Hay palabras que te cambian la vida pero hay relinchos que te cambian el alma…

Siempre he creído que el mejor vínculo que puede tener un ser humano es con un caballo, más allá de los animales que solemos tener como mascotas, los caballos son seres mágicos, con una luz indescriptible y una belleza fascinante, que a las personas que tenemos cierta afinidad con ellos nos transmiten un sinfín de emociones que le provocan taquicardia a nuestro corazón.

Puedo presumir que tengo esa afinidad desde que soy un embrión. Ha sido fomentada desde que tengo uso de razón, al grado que puedo presumir que mi memoria viaja a mi recuerdo más antiguo y es cuando aproximadamente tengo 4 años, obviamente como un recuerdo muy vago, más bien como un sueño, y es montando con mi papá aquel caballo “El Tordillo”, un cuaco extraordinario, entero, pero con muchísima nobleza. Manso a más no poder, este caballo tiene un lugar muy especial en mi corazón. Mucho tiempo fue mi conexión más cercana con mi abuelo paterno. Cuando él falleció, “El Tordillo” se escapó. Es como si hubiera sentido su ausencia.

Bueno en él, mi papá me enseñó a montar y con la nobleza que caracterizaba al caballo, más mi sensibilidad hacia él todo resultó muy fácil. “El Tordillo” vivía en Charcas y yo siempre he vivido en la capital del estado. Siendo una niña se me hacía eterna la semana para que el viernes que mi papá salía de trabajar nos fuéramos a Charcas de fin de semana. Me urgía irme y llegar a ver a “Mi Tordillo”, porque me lo apropié.

En cuanto nos bajábamos del carro saludábamos rápidamente a la familia y en seguida mi papá y yo íbamos a buscarlo. Me creerán que en cuanto mi papá le chiflaba con una singular tonada, el caballo desde donde estuviera empezaba a relinchar. Mi papá no dejaba de chiflarle y “El Tordillo” de sentirse feliz por nuestra llegada.

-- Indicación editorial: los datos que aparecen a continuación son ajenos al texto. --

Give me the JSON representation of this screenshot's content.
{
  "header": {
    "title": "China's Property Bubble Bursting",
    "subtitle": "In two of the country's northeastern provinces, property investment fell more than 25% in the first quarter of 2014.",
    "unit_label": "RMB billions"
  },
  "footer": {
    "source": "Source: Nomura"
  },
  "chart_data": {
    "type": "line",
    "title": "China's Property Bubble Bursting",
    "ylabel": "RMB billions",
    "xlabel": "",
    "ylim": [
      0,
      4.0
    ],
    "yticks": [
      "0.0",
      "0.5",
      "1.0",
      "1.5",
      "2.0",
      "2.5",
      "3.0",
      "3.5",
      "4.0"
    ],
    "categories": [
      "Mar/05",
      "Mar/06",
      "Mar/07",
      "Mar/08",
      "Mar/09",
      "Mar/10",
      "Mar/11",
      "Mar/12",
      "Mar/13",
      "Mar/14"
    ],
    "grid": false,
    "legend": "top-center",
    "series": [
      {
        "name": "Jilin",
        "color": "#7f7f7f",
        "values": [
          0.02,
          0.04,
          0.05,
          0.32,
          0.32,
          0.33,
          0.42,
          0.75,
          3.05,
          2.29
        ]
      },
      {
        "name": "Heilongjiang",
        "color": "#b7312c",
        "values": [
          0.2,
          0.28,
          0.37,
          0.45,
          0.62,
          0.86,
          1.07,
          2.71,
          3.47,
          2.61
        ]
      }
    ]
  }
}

De algún lado salía el trabajador del rancho de toda la vida, Crucito, diciendo: “Palomita (sobrenombre que he tenido desde mi primer suspiro) ya los vio llegar ‘El Tordillo’”. Al recordar y escribir esto, se rasan mis ojos de nostalgia. No cabe duda que tuve la mejor de las infancias, llena de amor, animales y campo. Mucho campo.

Si algo puedo asegurar es que el vínculo que genere con “El Tordillo” fue increíble. En él aprendí que la seguridad es básica en esta vida. Uno no puede titubear y menos cuando estás encima de un animal que pesa media tonelada. Me hice asertiva, desarrollé instinto, me dejé llevar por su tranco y fuimos una simbiosis al galopar con aquella cadencia.

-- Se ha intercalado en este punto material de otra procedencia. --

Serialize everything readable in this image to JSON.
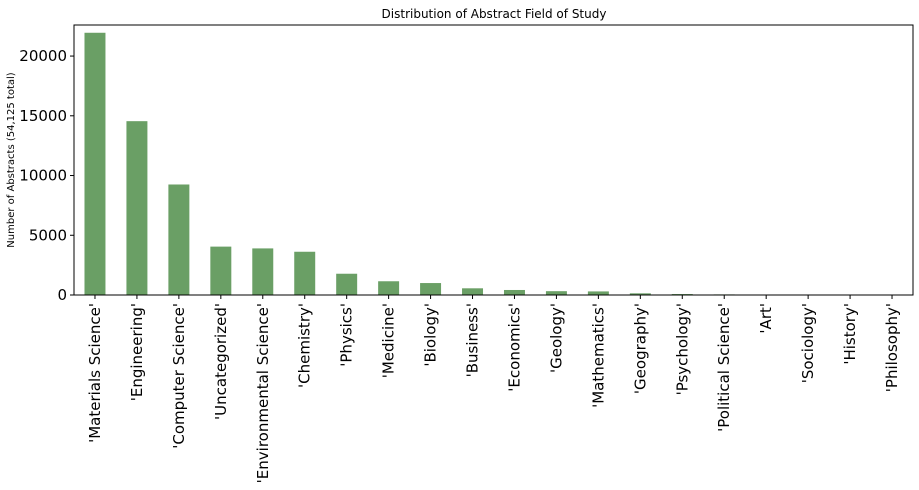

Ahora que lo pienso, todos los niños deberían de tener esa experiencia, hasta motrizmente uno se desarrolla. Es muy interesante cómo los caballos pue den aportar demasiado al ser humano con su sola presencia. Ellos tienen la capacidad de “leer” el “lenguaje no verbal”, que nos permite distinguir cuándo hay congruencia entre el actuar y el sentir. Estos seres perciben instantáneamente nuestro estado de ánimo y “no mienten” ni enmascaran su actuar. Ellos son puro corazón.

El chiste es que aquel caballo marcó mi vida y no puedo evitar recordarlo cada que imito el chiflido de mi papá.

“El Tordillo” vivió con nosotros hasta que tuvo 22 años, en los que llevó una vida extraordinaria, muy apapachado por todos. Le fascinaban las zanahorias y llenó de alegría la infancia de muchos. Hasta que un día se escapó. Lo buscamos casi 15 días, hasta que una persona sabia nos dijo que los caballos se alejan para morir y no ocasionar tristeza.

Quiero pensar que esa fue la razón por la que no volví a verlo, pero él fue el causante de mi vicio y amor a su especie. También de los mejores días de mi infancia.

Después hubo oportunidad en el lienzo charro “El Refugio”, donde empezaron a dar clases de montar ya con técnica. Un charro muy prestigiado, Eustorgio Flores, nos instruyó por casi dos años a mi hermana y a mí. Ahí terminé de enamorarme porque conocí muchos caballos, todos con un temperamento diferente: unos con carácter dominante, otros nobles. Ellos saben perfecto a quien traen montado y uno, si no está seguro, es preferible no arriesgarse.

Por mi vida han pasado varios caballos, todos especiales. Algunos muy finos, otros no tanto, pero todos por lo menos a mi me han llenado de alegría e ilusión.

Hubo un tiempo…  casi siete largos y tristes años que no monté y créanme, era algo que extrañaba. El día que volví a hacerlo fue en Rio Grande, Zacatecas, que por azares del destino necesitaban que alguien calentara un caballo y pues me acerqué un poco temerosa por no conocerlo, pero en cuanto lo acaricie volví a sentir ese vibrar especial en mi corazón. Me monté y pues lo que bien se aprende nunca se olvida. Ahí estaba yo sintiendo esa enorme felicidad y libertad que no se sustituye con nada. Ahora es algo que me he prometido a mi misma no dejarlo de hacer, porque montar a caballo es la forma que tengo de expresar sin palabras toda la pasión y la emoción que yace dormida en el fondo de mi alma y que solo un caballo sabe cómo despertar.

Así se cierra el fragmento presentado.